Die 400 Führungskräfte, die an einer Studie „Neue Führung“ teilgenommen haben, zeichnen ein sehr klares Bild davon, welche Anforderungen an die Führung von morgen gestellt werden und sind sich in einem Punkt einig: Dass „Segeln auf Sicht“, die Bereitschaft und Fähigkeit, sich auf ergebnisoffene Prozesse einzulassen, schon heute ein zentrales Charakteristikum guter Führung ist und in Zukunft an Bedeutung zunehmen wird. Das neue Führungsverständnis stößt natürlich dort auf Widerstand, wo Führung sich aufgrund ihres Status über die Dinge stellt, und auch dort, wo Mitarbeiter ihre Selbstverantwortung an die Führung delegieren möchten. Dieser Widerstand kann viele Ursachen haben und wir können ihn verstehen oder nicht, das ändert nichts. Wir brauchen eine offene Auseinandersetzung darüber, welches Führungsverständnis im Unternehmen vorherrscht.

Fürstentümer zersetzen die Organisation

Man muss nicht Einstein heißen um zu verstehen, dass es der Entwicklung eines Unternehmens im Wege steht, wenn Fürstentümer verteidigt werden.
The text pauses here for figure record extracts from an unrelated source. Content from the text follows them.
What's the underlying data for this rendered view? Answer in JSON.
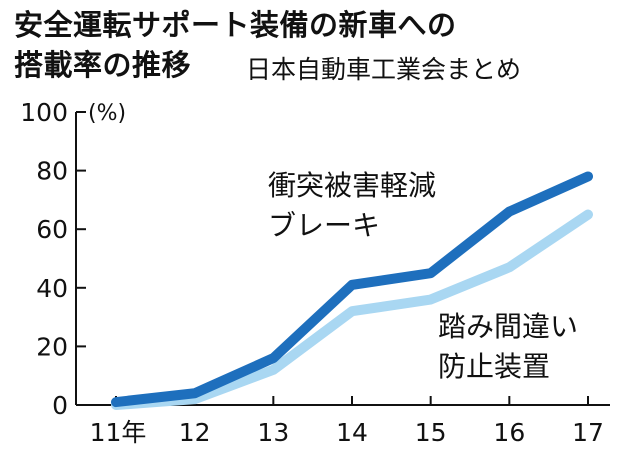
{
  "header": {
    "title_line1": "安全運転サポート装備の新車への",
    "title_line2": "搭載率の推移",
    "source": "日本自動車工業会まとめ"
  },
  "chart_data": {
    "type": "line",
    "title": "安全運転サポート装備の新車への搭載率の推移",
    "unit": "(%)",
    "categories": [
      "11年",
      "12",
      "13",
      "14",
      "15",
      "16",
      "17"
    ],
    "ylim": [
      0,
      100
    ],
    "yticks": [
      0,
      20,
      40,
      60,
      80,
      100
    ],
    "grid": false,
    "series": [
      {
        "name": "衝突被害軽減ブレーキ",
        "label_lines": [
          "衝突被害軽減",
          "ブレーキ"
        ],
        "color": "#1e6fbd",
        "values": [
          1,
          4,
          16,
          41,
          45,
          66,
          78
        ]
      },
      {
        "name": "踏み間違い防止装置",
        "label_lines": [
          "踏み間違い",
          "防止装置"
        ],
        "color": "#a9d7f2",
        "values": [
          0,
          2,
          12,
          32,
          36,
          47,
          65
        ]
      }
    ]
  }
}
Dabei spielt es keine Rolle, auf welcher Hierarchieebene sich unsere Fürsten tummeln oder was ihre persönlichen Motive sind. Wissenstransfer und das gemeinsame Interesse treten in der Arbeitswelt von morgen an die Stelle mächtiger Einzelpersonen. Dabei ist es für mich äußerst interessant zu beobachten, wie unterschiedlich glaubwürdig dieser Übergang in den Führungsebenen von Unternehmen verstanden und vorangetrieben wird. Viele ehemalige Fürsten ziehen sich beleidigt zurück oder drohen mit dem Rest ihrer mühsam über viele Jahre entwickelten Autorität. Sie lassen in ihrer Kommunikation keinen Zweifel daran, dass der eingeschlagene Weg des Unternehmens der pure Unverstand ist und vergiften damit nicht selten das Klima. Andere hingegen drehen sich in den „neuen“ Wind und geben vor, viel gelernt zu haben und auch eine Weiterbildung in agilem Management dafür nutzen zu wollen, endlich „richtig“ zu führen. So sichern sie sich einen Platz in der neuen Kultur und werden getragen von einer Sympathiewelle. Doch beim ersten schwierigen Entscheidungsprozess zeigen sie, dass nur das Etikett ausgewechselt wurde, die Haltung jedoch geblieben ist. Und wieder andere beherrschen das gesamte Spektrum eines neuen Führungsverhaltens, agieren aber nicht aus einem geteilten Interesse für die gemeinsamen Ziele, sondern verfolgen wie ihre Vorgänger ausschließlich persönliche Ziele. Irgendwann verlieren sie ihre Glaubwürdigkeit. Es hilft also nichts: Nur eine innere Überzeugung, begleitet von Selbstkritik und einem anständigen Charakter ist ein geeigneter Motor für zukunftsfähige Führung.